Yes, Please! Beam Me One Up!

Sold? OK, here’s a table to point you in the direction of some specific ASR products you can download today. BE SAVVY about this. The table was prepared by Dragon Systems, the company whose ASR product appears (from the table) to be the leader, so it may or may not represent "the whole truth and nothing but the truth." I don’t know. What I do know is that:

(1) ASR technology is not standing still: Any one of the products could leapfrog its competitors any day. All the companies mentioned are highly respected and likely to be around to support and upgrade your system well into the future.

(2) Dragon Systems, Kurzweil Applied Intelligence, and IBM are not the only players in the ASR game. Check out the Resource Area for others, and please, please write to me if you know of companies that should be included.

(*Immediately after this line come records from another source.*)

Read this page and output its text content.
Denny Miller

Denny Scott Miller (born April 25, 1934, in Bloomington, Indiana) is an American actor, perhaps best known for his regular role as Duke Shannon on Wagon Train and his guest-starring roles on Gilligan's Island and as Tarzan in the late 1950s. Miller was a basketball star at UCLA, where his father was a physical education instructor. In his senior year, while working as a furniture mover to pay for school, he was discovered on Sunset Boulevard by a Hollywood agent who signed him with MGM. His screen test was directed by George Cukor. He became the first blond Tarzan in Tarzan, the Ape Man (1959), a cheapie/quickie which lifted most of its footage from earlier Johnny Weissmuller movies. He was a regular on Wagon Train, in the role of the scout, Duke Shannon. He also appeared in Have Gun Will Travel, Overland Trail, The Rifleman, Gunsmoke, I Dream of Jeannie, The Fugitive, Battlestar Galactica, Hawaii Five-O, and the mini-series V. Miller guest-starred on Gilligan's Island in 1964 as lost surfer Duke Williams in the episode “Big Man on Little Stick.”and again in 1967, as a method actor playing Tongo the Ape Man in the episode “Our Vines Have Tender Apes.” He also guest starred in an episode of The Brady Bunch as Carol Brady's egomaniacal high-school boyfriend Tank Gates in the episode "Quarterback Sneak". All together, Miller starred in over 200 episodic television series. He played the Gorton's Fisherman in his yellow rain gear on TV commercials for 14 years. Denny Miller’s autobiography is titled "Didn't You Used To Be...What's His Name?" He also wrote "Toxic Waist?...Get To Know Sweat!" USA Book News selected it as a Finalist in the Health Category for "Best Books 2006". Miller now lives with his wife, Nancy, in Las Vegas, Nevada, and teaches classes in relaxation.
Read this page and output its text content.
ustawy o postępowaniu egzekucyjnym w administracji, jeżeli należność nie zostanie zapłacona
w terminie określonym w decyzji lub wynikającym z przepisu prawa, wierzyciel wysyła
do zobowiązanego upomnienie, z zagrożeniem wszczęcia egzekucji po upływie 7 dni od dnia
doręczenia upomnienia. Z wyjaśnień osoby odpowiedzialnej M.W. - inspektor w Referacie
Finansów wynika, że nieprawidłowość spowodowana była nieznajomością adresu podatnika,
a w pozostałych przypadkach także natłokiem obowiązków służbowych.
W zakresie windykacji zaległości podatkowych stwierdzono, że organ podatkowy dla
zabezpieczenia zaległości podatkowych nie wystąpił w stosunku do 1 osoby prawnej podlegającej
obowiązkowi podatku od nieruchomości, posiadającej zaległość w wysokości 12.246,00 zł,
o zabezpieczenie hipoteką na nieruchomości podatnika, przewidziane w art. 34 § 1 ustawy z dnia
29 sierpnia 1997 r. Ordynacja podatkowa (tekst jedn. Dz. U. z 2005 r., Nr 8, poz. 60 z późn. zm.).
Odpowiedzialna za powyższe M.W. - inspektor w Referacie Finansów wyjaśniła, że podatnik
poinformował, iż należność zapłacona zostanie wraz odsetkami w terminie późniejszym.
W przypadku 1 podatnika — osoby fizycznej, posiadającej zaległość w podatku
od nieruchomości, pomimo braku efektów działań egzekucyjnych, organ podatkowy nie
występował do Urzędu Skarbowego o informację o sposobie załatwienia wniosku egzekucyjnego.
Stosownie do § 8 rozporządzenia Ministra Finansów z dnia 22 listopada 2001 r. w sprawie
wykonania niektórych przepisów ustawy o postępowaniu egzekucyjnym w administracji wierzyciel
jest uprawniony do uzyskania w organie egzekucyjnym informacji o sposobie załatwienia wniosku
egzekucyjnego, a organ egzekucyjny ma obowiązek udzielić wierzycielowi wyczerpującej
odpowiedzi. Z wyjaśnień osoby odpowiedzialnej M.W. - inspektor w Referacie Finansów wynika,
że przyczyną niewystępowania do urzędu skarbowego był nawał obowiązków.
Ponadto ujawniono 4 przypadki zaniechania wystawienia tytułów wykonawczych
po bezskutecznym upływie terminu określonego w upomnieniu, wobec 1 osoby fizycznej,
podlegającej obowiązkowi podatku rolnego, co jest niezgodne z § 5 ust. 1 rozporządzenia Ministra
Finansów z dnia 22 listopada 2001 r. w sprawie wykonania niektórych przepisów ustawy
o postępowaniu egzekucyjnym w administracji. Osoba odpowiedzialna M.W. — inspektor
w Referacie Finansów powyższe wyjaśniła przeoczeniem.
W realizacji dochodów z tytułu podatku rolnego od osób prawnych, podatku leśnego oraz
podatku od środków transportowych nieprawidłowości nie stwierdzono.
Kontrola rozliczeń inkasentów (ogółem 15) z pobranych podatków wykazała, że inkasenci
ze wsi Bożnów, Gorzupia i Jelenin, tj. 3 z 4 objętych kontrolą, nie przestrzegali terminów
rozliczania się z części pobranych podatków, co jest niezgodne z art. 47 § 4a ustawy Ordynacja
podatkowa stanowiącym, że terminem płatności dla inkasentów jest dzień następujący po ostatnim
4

(3) ASR is profoundly important. It is the next major development in the interface between Human and Machine; one that takes "user-friendly" to a new level of meaning. It will open Pandora's Box for the masses in a way that windows interfaces do not. I think Bill Gates knows this; Microsoft Research is no slouch in this area.

(4) ASR per se is not about deep understanding. It's about the much more limited task of recognizing words in context. But as the context issue and Kurzweil's incorporation of an expert system into an ASR system suggest, another major area of AI research—machine learning—will for certain be teamed with ASR to provide deeper understanding. We'll discuss machine learning in a future article; meantime you can read about three specific machine learning projects described in an earlier article.

The achievements of Dr. Kurzweil and his colleagues in the ASR field are astounding in and of themselves, but they are not finished yet.